Classic homemade applesauce recipe is super easy to make and can last for a long time by freezing or canning (we included instructions for both). The sugar is optional depending on the sweetness of your apples, too!
Sweet: Red Delicious, Gold Delicious, Jonagold, Gala, Fuji
Water: The purpose of the water is to keep the apples from sticking to the pan.
Sugar: Add sugar according to your personal taste and considering the varieties of apples you used (i.e., sweeter apples may require less sugar). It's okay to omit the sugar entirely, too.
Lemon juice: This is required if you are canning the applesauce (instructions below). It doesn't taste lemony but just ensures the sauce is acidic enough to be safe for canning.

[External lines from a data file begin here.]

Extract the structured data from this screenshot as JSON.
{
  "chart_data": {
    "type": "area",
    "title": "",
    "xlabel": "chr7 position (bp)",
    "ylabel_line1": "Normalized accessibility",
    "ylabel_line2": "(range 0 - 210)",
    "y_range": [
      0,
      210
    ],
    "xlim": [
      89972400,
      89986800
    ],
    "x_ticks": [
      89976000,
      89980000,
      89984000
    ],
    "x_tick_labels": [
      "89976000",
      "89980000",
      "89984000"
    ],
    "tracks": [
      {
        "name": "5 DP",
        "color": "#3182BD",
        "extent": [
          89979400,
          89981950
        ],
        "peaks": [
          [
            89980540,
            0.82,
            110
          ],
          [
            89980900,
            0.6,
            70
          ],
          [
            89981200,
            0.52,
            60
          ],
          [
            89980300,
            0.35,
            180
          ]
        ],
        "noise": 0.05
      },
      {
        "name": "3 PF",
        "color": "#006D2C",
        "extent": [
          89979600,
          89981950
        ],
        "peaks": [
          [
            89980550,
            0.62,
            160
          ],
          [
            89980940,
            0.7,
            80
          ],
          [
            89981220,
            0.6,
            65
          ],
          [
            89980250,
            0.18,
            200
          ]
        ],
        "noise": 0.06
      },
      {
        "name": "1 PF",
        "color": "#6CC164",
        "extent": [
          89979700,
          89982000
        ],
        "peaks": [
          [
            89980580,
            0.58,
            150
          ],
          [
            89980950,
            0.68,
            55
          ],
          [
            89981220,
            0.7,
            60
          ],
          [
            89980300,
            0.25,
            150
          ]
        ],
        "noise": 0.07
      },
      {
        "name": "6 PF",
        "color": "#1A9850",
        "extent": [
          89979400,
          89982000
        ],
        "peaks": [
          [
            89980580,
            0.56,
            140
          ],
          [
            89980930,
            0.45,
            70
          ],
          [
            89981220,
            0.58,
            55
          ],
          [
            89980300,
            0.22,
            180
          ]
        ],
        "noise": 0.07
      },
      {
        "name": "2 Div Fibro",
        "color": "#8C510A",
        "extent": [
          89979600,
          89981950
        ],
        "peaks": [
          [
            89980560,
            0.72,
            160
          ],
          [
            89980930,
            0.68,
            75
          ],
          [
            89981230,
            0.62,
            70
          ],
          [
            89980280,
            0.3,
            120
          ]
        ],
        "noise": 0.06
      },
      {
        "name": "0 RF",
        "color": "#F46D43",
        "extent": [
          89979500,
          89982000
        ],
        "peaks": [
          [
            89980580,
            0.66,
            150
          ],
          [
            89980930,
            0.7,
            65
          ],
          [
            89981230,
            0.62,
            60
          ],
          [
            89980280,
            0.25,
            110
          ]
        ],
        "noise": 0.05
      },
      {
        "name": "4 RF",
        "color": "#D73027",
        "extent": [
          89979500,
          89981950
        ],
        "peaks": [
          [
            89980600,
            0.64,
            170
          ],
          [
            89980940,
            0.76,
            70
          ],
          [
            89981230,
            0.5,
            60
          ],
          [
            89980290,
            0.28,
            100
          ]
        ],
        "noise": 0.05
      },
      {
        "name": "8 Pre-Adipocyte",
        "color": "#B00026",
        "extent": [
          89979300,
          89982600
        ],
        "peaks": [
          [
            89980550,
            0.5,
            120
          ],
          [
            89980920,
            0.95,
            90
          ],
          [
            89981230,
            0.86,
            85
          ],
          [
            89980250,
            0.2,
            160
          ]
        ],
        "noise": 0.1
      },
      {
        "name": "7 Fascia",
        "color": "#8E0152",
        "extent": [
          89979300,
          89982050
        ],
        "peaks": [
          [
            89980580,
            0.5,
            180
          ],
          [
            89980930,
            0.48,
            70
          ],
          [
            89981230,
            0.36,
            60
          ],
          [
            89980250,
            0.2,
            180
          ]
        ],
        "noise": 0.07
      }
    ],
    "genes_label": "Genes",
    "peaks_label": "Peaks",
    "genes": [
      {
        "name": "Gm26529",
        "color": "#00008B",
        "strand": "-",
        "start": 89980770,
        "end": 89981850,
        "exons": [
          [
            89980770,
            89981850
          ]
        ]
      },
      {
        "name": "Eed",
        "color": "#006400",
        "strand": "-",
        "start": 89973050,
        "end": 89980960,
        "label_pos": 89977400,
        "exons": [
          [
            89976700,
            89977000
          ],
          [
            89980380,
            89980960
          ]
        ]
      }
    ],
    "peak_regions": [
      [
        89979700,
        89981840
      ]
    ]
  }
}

If you are not canning the applesauce, you can omit the lemon juice.
Yield: 8 cups which fills 1 quart jar or 4 pint jars.
Cinnamon applesauce: Add 1/2 teaspoon ground cinnamon OR two 3-inch cinnamon sticks to the pot. Remove cinnamon sticks before mashing.
Cranberry applesauce: Cook and puree 1 (12-ounce) bag fresh or frozen cranberries with the apples.
Ginger applesauce: Cook 3 (1-inch) smashed ginger slices with the apples and remove before pureeing.
Make ahead: Cover and refrigerate in an airtight container for up to 10 days.
Freezer: Label and freeze for up to 3 months. Thaw overnight in the refrigerator.
Canning:Lemon juice is required if you plan to can your applesauce.
Prepare the applesauce according to the recipe. After seasoning to taste with sugar, maintain a gentle boil over low heat while filling jars.
Ladle hot applesauce into hot jars and leave 1/2-inch headspace. Remove air bubbles and wipe rim. Center lid on jar and screw down band until resistance is met. Increase to finger-tight.
Place jars in canner, ensuring they are covered with water. Bring to boil and process both pint (500 mL) and quart (1L) jars for 20 minutes. Remove canner lid. Wait 5 minutes, then remove jars, cool, and store.